How can one use the 2x4 fastest processor grid layout on a single node
to infer the fastest processor grid for the cluster?

The best I got so far was 80% efficiency, less than your "at least 85%".
So, I certainly have more work to do.

GotoBLAS was compiled with Gnu, no special optimization flags,
other than what the distribution Makefiles already have.
OpenMPI was also compiled with Gnu, but I used the CFLAGS=FFLAGS=:

-march=amdfam10 -O3 -finline-functions -funroll-loops -mfpmath=sse

As I used mpicc and mpif77 to compile HPL, I presume it inherited these
flags also, right?

However, I already read comments on other mailing lists
that "-march=adfam10" is not really the best choice for
Barcelona (and I wonder if it is for Shanghai),
although gcc says it tailored for that architecture.
What "-march" is really the fastest?

Any suggestions in this area of compilers and optimization?

Many thanks,
Gus Correa
---------------------------------------------------------------------
Gustavo Correa
Lamont-Doherty Earth Observatory - Columbia University
Palisades, NY, 10964-8000 - USA
---------------------------------------------------------------------

jacob_liber...@dell.com wrote:
Hi Gus,

For single node runs, don't bother specifying the btl.  Openmpi should select 
the best option.

Beyond that, the "80% total RAM" recommendation is misleading.
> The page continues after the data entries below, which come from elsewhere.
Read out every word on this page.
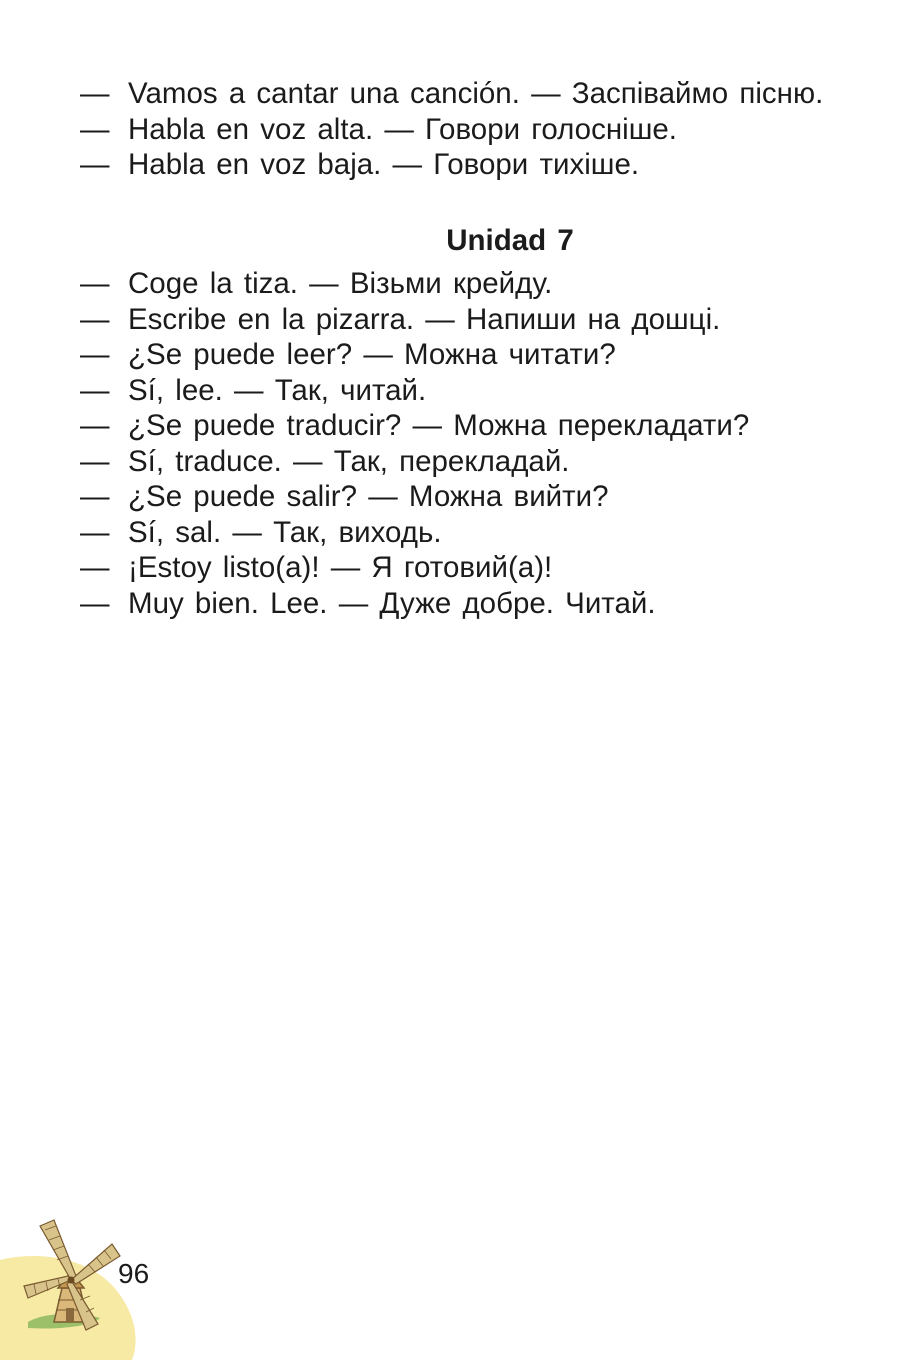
— Vamos a cantar una canción. — Заспіваймо пісню.
— Habla en voz alta. — Говори голосніше.
— Habla en voz baja. — Говори тихіше.
Unidad 7
— Coge la tiza. — Візьми крейду.
— Escribe en la pizarra. — Напиши на дошці.
— ¿Se puede leer? — Можна читати?
— Sí, lee. — Так, читай.
— ¿Se puede traducir? — Можна перекладати?
— Sí, traduce. — Так, перекладай.
— ¿Se puede salir? — Можна вийти?
— Sí, sal. — Так, виходь.
— ¡Estoy listo(a)! — Я готовий(а)!
— Muy bien. Lee. — Дуже добре. Читай.
96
Base your N off the memfree rather than memtotal. IB can reserve quite a bit. Verify your /etc/security/limits.conf limits allow sufficient locking. (Try unlimited)
Finally, P should be smaller than Q, and squarer values are recommended.

With Shanghai, OpenMPI, GotoBLAS expect single node efficiency of a least 85% 
given decent tuning.  If the distribution continues to look strange, there are 
more things to check.

Thanks, Jacob

-----Original Message-----
From: users-boun...@open-mpi.org [mailto:users-boun...@open-mpi.org] On
Behalf Of Gus Correa
Sent: Friday, May 01, 2009 12:17 PM
To: Open MPI Users
Subject: [OMPI users] HPL with OpenMPI: Do I have a memory leak?

Hi OpenMPI and HPC experts

This may or may not be the right forum to post this,
and I am sorry to bother those that think it is not.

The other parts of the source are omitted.